At the risk of alienating some of my readers, I’m just going to say it. What the hell is up with the drivers of black pickup trucks? Is there something inherently evil about that paint color? Last summer, I wrote an article about tailgaters. However, it seems like owners of black pickup trucks tend to take it to a whole new level. If you drive one of these vehicles, I apologize. I don’t know if I’m just getting older, but honestly, what’s the frickin’ hurry? Unless you have a hot date with a supermodel, slow the heck down and get off my butt! However, maybe that was Justin Verlander on my rear end a few years ago, just trying to get home to Kate Upton. In that case, not only should I have moved over, I should’ve also called ahead for a police escort! Bro Code.

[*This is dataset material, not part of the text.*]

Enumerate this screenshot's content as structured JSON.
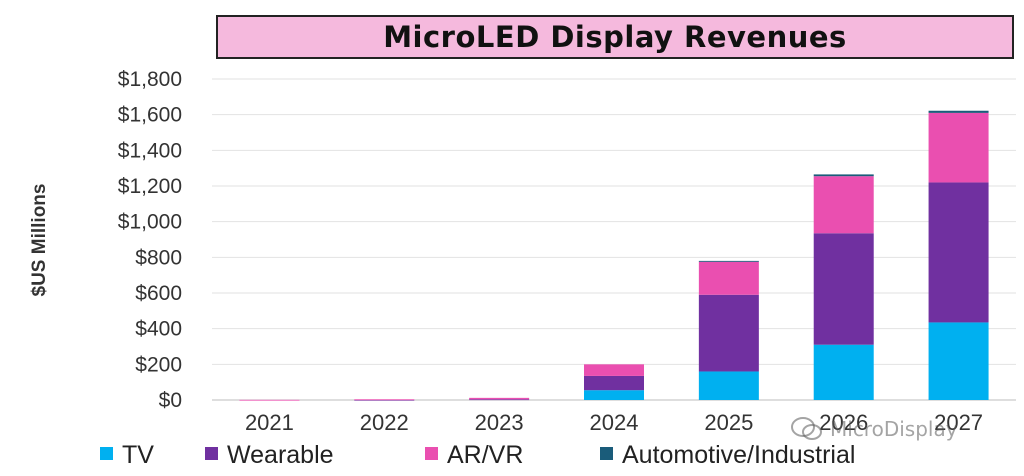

As I mentioned in Gotta Go Joes, I know some drivers will be unhappy with whatever speed I’m doing in the fast lane. As long as I’m in front of them, I’m an obstacle to be overcome. One day I decided to keep a mental tally of the number of times a black pickup truck rode my bumper. I’m pretty sure the final score was around 95%. If you were in the other 5%, thank you for not giving in to the Dark Side. Don’t get me wrong, there are a huge number of idiots on the road these days, and I’ll admit that sometimes I’m one of them. However, it seems like virtually all pickup truck drivers feel the need for speed. There must be some secret Pickup Drivers Training School, where your final exam is to successfully tailgate six inches behind the slowpoke in front of you, for at least five miles.
As I said, there is more than enough bad driving to go around. Just this past weekend, the Woodward Dream Cruise was in town, and I saw more reckless freeway driving than I’ve seen in years. Plus, there is a disturbing new trend on the expressway, where two muscle cars will deliberately hang back in traffic, then have a short drag race. Needless to say, this puts all of us at risk. If you think your car is so bad, take it up to a local race track and see what you’ve got. Otherwise, please leave us innocent bystanders alone. Back to pickup trucks. Although these can be some of the most aggressive drivers on the road, pickup owners are generally more likely to stop and help if you get stuck in a jam. It seems like they live for an opportunity to haul somebody’s car out of a ditch or a snowbank. Black pickup truck drivers, like Darth Vader, we know there is good in you. So, please give the rest of us pilots in the Galaxy a break. I will now get off my soapbox. Thank you.